Emperor Lothair I was the eldest son of the Carolingian Emperor Louis I the Pious and his wife Ermengarde of Hesbaye, daughter of Ingerman the duke of Hesbaye.
When Louis I the Pious died on June 20, 840 in the presence of many bishops and clerics and in the arms of his half-brother Drogo, he pardoned his son Louis the German, proclaimed Lothair Emperor and commended the absent Charles the Bald and Judith to his protection.
Soon dispute plunged the surviving brothers into yet another civil war. It lasted until 843 with the signing of the Treaty of Verdun, in which the division of the empire into three souvereign entities was settled.
West Francia and East Francia became the kernels of modern France and Germany respectively. Middle Francia, that included Burgundy, the Low Countries and northern Italy among other regions was only short-lived until 855 and later reorganized as Lotharingia.

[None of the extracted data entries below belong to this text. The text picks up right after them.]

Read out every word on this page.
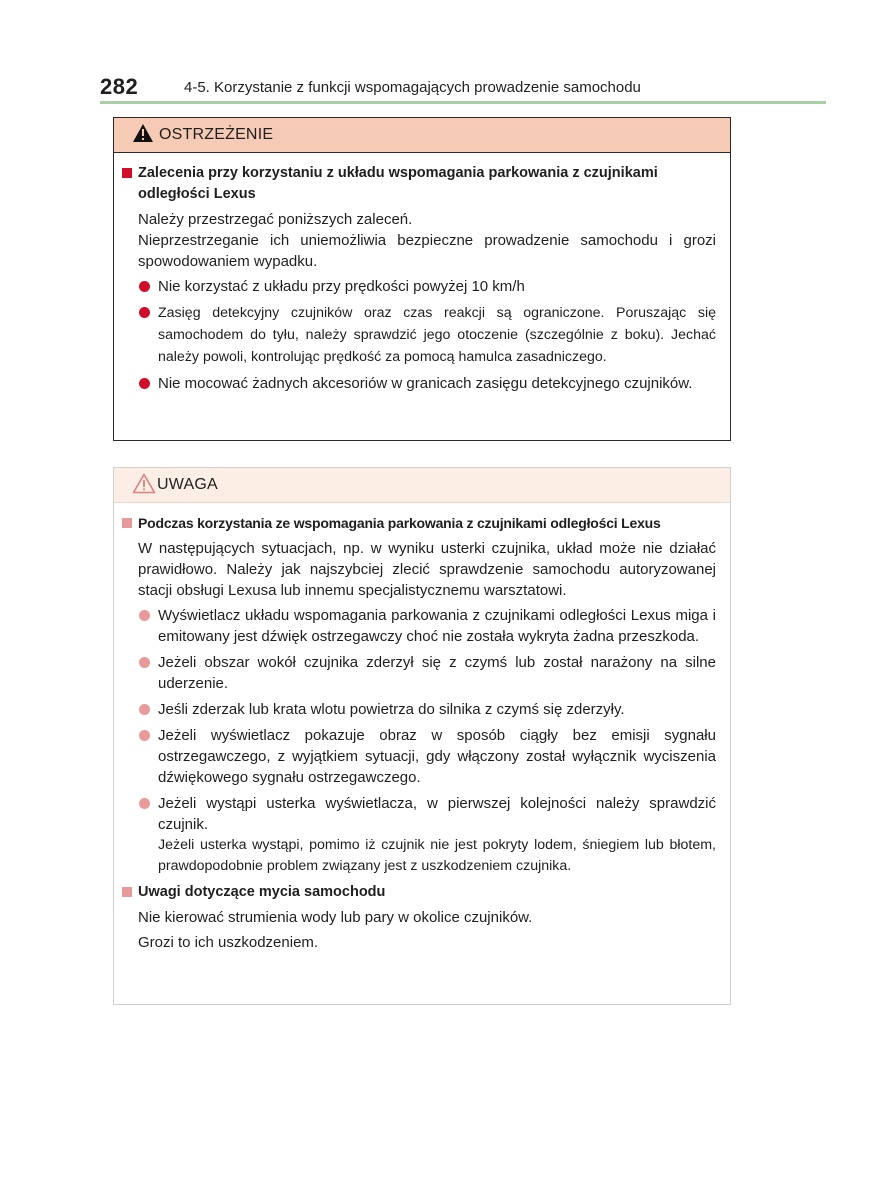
282	4-5. Korzystanie z funkcji wspomagających prowadzenie samochodu
OSTRZEŻENIE
Zalecenia przy korzystaniu z układu wspomagania parkowania z czujnikami odległości Lexus
Należy przestrzegać poniższych zaleceń.
Nieprzestrzeganie ich uniemożliwia bezpieczne prowadzenie samochodu i grozi spowodowaniem wypadku.
Nie korzystać z układu przy prędkości powyżej 10 km/h
Zasięg detekcyjny czujników oraz czas reakcji są ograniczone. Poruszając się samochodem do tyłu, należy sprawdzić jego otoczenie (szczególnie z boku). Jechać należy powoli, kontrolując prędkość za pomocą hamulca zasadniczego.
Nie mocować żadnych akcesoriów w granicach zasięgu detekcyjnego czujników.
UWAGA
Podczas korzystania ze wspomagania parkowania z czujnikami odległości Lexus
W następujących sytuacjach, np. w wyniku usterki czujnika, układ może nie działać prawidłowo. Należy jak najszybciej zlecić sprawdzenie samochodu autoryzowanej stacji obsługi Lexusa lub innemu specjalistycznemu warsztatowi.
Wyświetlacz układu wspomagania parkowania z czujnikami odległości Lexus miga i emitowany jest dźwięk ostrzegawczy choć nie została wykryta żadna przeszkoda.
Jeżeli obszar wokół czujnika zderzył się z czymś lub został narażony na silne uderzenie.
Jeśli zderzak lub krata wlotu powietrza do silnika z czymś się zderzyły.
Jeżeli wyświetlacz pokazuje obraz w sposób ciągły bez emisji sygnału ostrzegawczego, z wyjątkiem sytuacji, gdy włączony został wyłącznik wyciszenia dźwiękowego sygnału ostrzegawczego.
Jeżeli wystąpi usterka wyświetlacza, w pierwszej kolejności należy sprawdzić czujnik.
Jeżeli usterka wystąpi, pomimo iż czujnik nie jest pokryty lodem, śniegiem lub błotem, prawdopodobnie problem związany jest z uszkodzeniem czujnika.
Uwagi dotyczące mycia samochodu
Nie kierować strumienia wody lub pary w okolice czujników.
Grozi to ich uszkodzeniem.
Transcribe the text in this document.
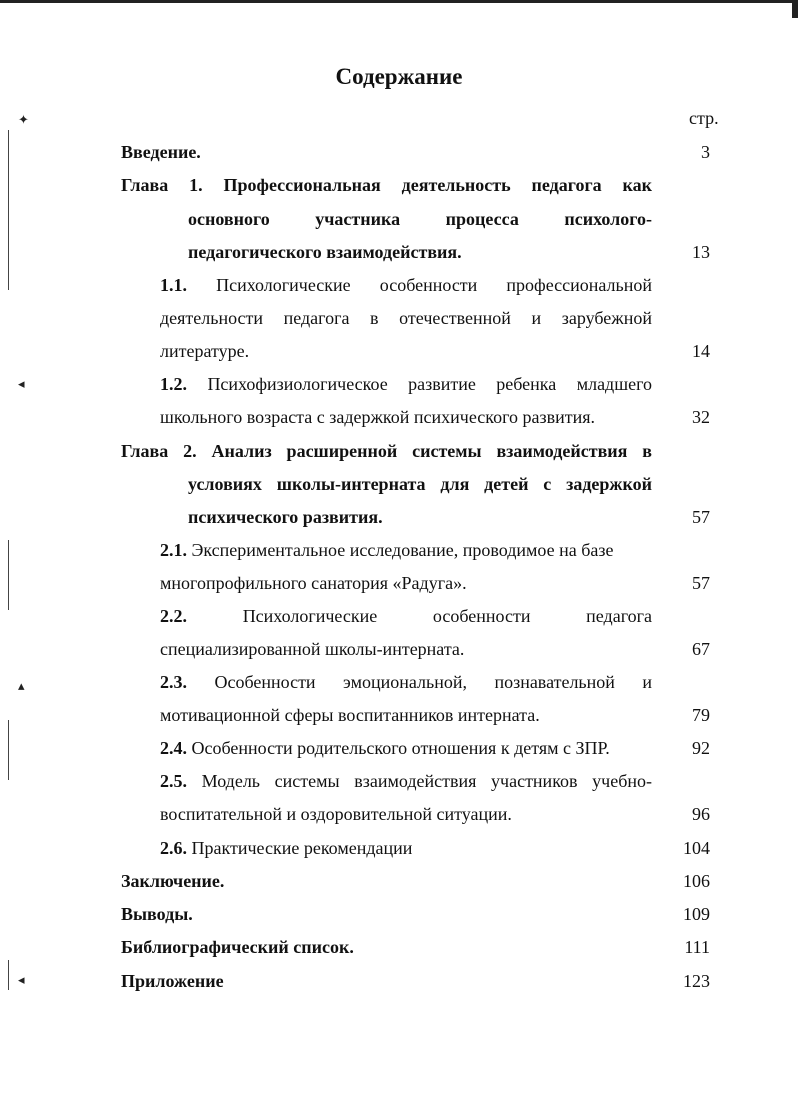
✦
◂
▴
◂
Содержание
стр.
Введение.	3
Глава 1. Профессиональная деятельность педагога как
основного участника процесса психолого-
педагогического взаимодействия.	13
1.1. Психологические особенности профессиональной
деятельности педагога в отечественной и зарубежной
литературе.	14
1.2. Психофизиологическое развитие ребенка младшего
школьного возраста с задержкой психического развития.	32
Глава 2. Анализ расширенной системы взаимодействия в
условиях школы-интерната для детей с задержкой
психического развития.	57
2.1. Экспериментальное исследование, проводимое на базе
многопрофильного санатория «Радуга».	57
2.2.	Психологические особенности педагога
специализированной школы-интерната.	67
2.3. Особенности эмоциональной, познавательной и
мотивационной сферы воспитанников интерната.	79
2.4. Особенности родительского отношения к детям с ЗПР.	92
2.5. Модель системы взаимодействия участников учебно-
воспитательной и оздоровительной ситуации.	96
2.6. Практические рекомендации	104
Заключение.	106
Выводы.	109
Библиографический список.	111
Приложение	123
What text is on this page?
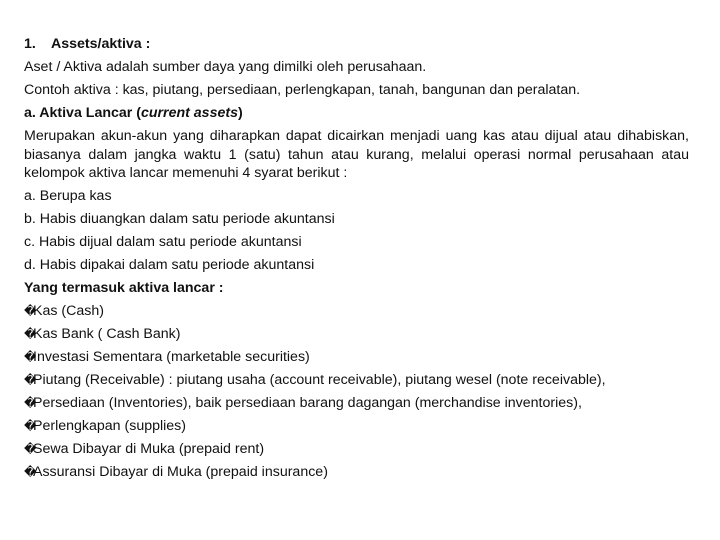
1. Assets/aktiva :
Aset / Aktiva adalah sumber daya yang dimilki oleh perusahaan.
Contoh aktiva : kas, piutang, persediaan, perlengkapan, tanah, bangunan dan peralatan.
a. Aktiva Lancar (current assets)
Merupakan akun-akun yang diharapkan dapat dicairkan menjadi uang kas atau dijual atau dihabiskan, biasanya dalam jangka waktu 1 (satu) tahun atau kurang, melalui operasi normal perusahaan atau kelompok aktiva lancar memenuhi 4 syarat berikut :
a. Berupa kas
b. Habis diuangkan dalam satu periode akuntansi
c. Habis dijual dalam satu periode akuntansi
d. Habis dipakai dalam satu periode akuntansi
Yang termasuk aktiva lancar :
�Kas (Cash)
�Kas Bank ( Cash Bank)
�Investasi Sementara (marketable securities)
�Piutang (Receivable) : piutang usaha (account receivable), piutang wesel (note receivable),
�Persediaan (Inventories), baik persediaan barang dagangan (merchandise inventories),
�Perlengkapan (supplies)
�Sewa Dibayar di Muka (prepaid rent)
�Assuransi Dibayar di Muka (prepaid insurance)
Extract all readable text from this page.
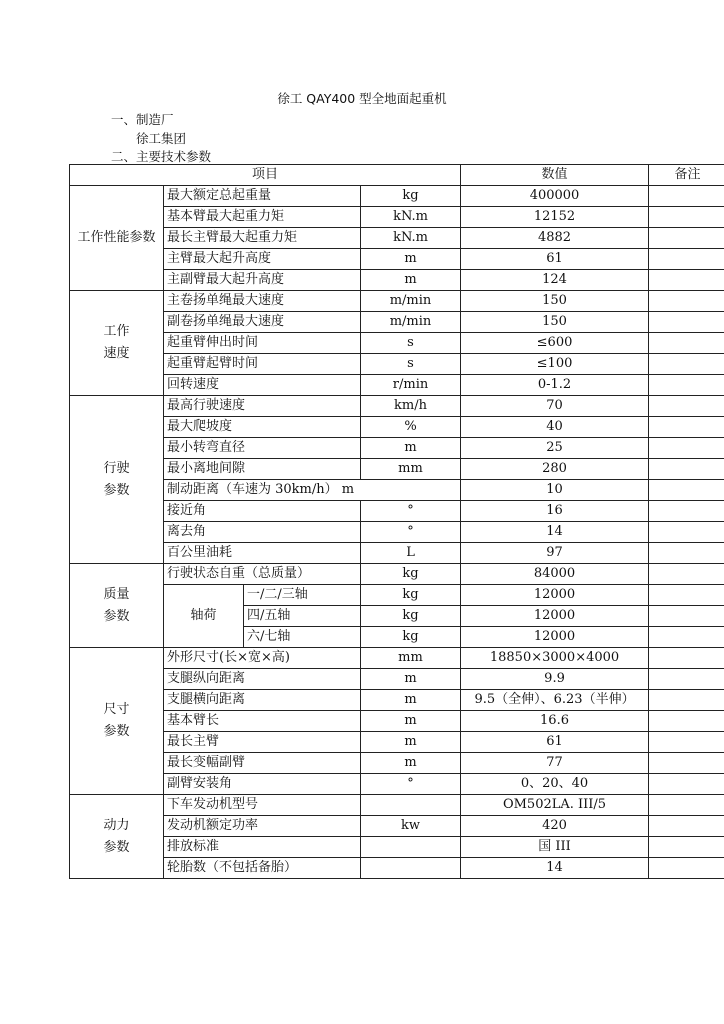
徐工 QAY400 型全地面起重机
一、制造厂
徐工集团
二、主要技术参数
项目				数值	备注
工作性能参数	最大额定总起重量		kg	400000	
	基本臂最大起重力矩		kN.m	12152	
	最长主臂最大起重力矩		kN.m	4882	
	主臂最大起升高度		m	61	
	主副臂最大起升高度		m	124	
工作
速度	主卷扬单绳最大速度		m/min	150	
	副卷扬单绳最大速度		m/min	150	
	起重臂伸出时间		s	≤600	
	起重臂起臂时间		s	≤100	
	回转速度		r/min	0-1.2	
行驶
参数	最高行驶速度		km/h	70	
	最大爬坡度		%	40	
	最小转弯直径		m	25	
	最小离地间隙		mm	280	
	制动距离（车速为 30km/h） m			10	
	接近角		°	16	
	离去角		°	14	
	百公里油耗		L	97	
质量
参数	行驶状态自重（总质量）		kg	84000	
	轴荷	一/二/三轴	kg	12000	
		四/五轴	kg	12000	
		六/七轴	kg	12000	
尺寸
参数	外形尺寸(长×宽×高)		mm	18850×3000×4000	
	支腿纵向距离		m	9.9	
	支腿横向距离		m	9.5（全伸）、6.23（半伸）	
	基本臂长		m	16.6	
	最长主臂		m	61	
	最长变幅副臂		m	77	
	副臂安装角		°	0、20、40	
动力
参数	下车发动机型号			OM502LA. III/5	
	发动机额定功率		kw	420	
	排放标准			国 III	
	轮胎数（不包括备胎）			14	
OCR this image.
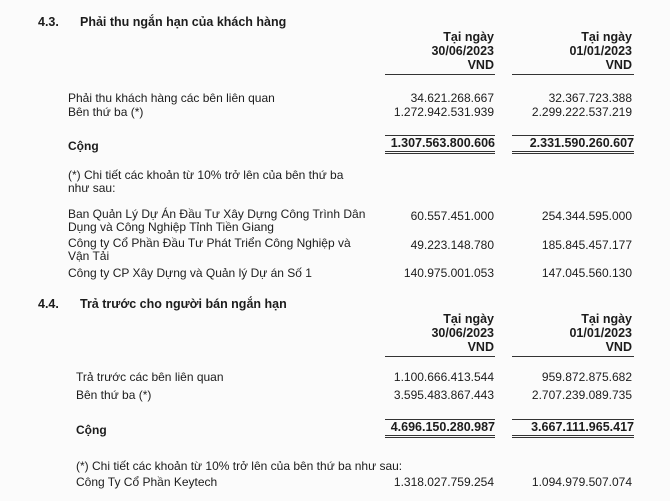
4.3. Phải thu ngắn hạn của khách hàng
Tại ngày
30/06/2023
VND
Tại ngày
01/01/2023
VND
Phải thu khách hàng các bên liên quan	34.621.268.667	32.367.723.388
Bên thứ ba (*)	1.272.942.531.939	2.299.222.537.219
Cộng	1.307.563.800.606	2.331.590.260.607
(*) Chi tiết các khoản từ 10% trở lên của bên thứ ba như sau:
Ban Quản Lý Dự Án Đầu Tư Xây Dựng Công Trình Dân Dụng và Công Nghiệp Tỉnh Tiền Giang
60.557.451.000	254.344.595.000
Công ty Cổ Phần Đầu Tư Phát Triển Công Nghiệp và Vận Tải
49.223.148.780	185.845.457.177
Công ty CP Xây Dựng và Quản lý Dự án Số 1	140.975.001.053	147.045.560.130
4.4. Trả trước cho người bán ngắn hạn
Tại ngày
30/06/2023
VND
Tại ngày
01/01/2023
VND
Trả trước các bên liên quan	1.100.666.413.544	959.872.875.682
Bên thứ ba (*)	3.595.483.867.443	2.707.239.089.735
Cộng	4.696.150.280.987	3.667.111.965.417
(*) Chi tiết các khoản từ 10% trở lên của bên thứ ba như sau:
Công Ty Cổ Phần Keytech	1.318.027.759.254	1.094.979.507.074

The Treaty of Verdun, agreed to in August 843, divided the Frankish Empire into three kingdoms between King Louis II the German, given the Kingdom of East Francia and Charles II the Bald, given the Kingdom of West Francia while Emperor Lothair I was given the Kingdom of Middle Francia.
They were the surviving sons of the emperor Louis I, the son and successor of Charlemagne. The treaty was concluded following almost three years of civil war and was the culmination of negotiations lasting more than a year.
In the settlement of the Treaty of Verdun, Lothair I retained his title as Emperor, but it conferred only nominal overlordship of his brothers’ lands. His domain later became the Low Countries, the Rhineland west of the Rhine, Lorraine, Alsace, Burgundy, Provence, and the Kingdom of Italy (which covered the northern half of the Italian Peninsula). He also received the two imperial cities, Aachen and Rome.
Just a few days before his death in late autumn of 855, Emperor Lothair I divided his realm of Middle Francia among his three sons, a partition known as Treaty of Prüm. Lothair II received the Middle Francia territory west of the Rhine stretching from the North Sea to the Jura Mountains. It became known as Lotharingia early in the 10th century.
Who was Lothair II?
There are two contenders for Lothair II.
Lothair II (835 – August 8, 869) was the King of Lotharingia from 855 until his death in 869. He was the second son of Emperor Lothair I and Ermengarde of Tours. He was married to Teutberga (died 875), daughter of Boso the Elder.
The Kingdom of Lotharingia was named after King Lothair II, who received this territory after the Kingdom of Middle Francia of his father, Emperor Lothair I, had been divided among his three sons in 855.
Lotharingia comprised present-day Lorraine (France), Luxembourg, Saarland (Germany), Netherlands, and the eastern half of Belgium, along with parts of today’s North Rhine-Westphalia (Germany), Rhineland-Palatinate (Germany) and Nord (France).
King Lothair II of Lotharingia ruled from Aachen and did not venture outside his kingdom. When he died in 869, King Lothair II left no legitimate children, but one illegitimate son – Hugh, Duke of Alsace.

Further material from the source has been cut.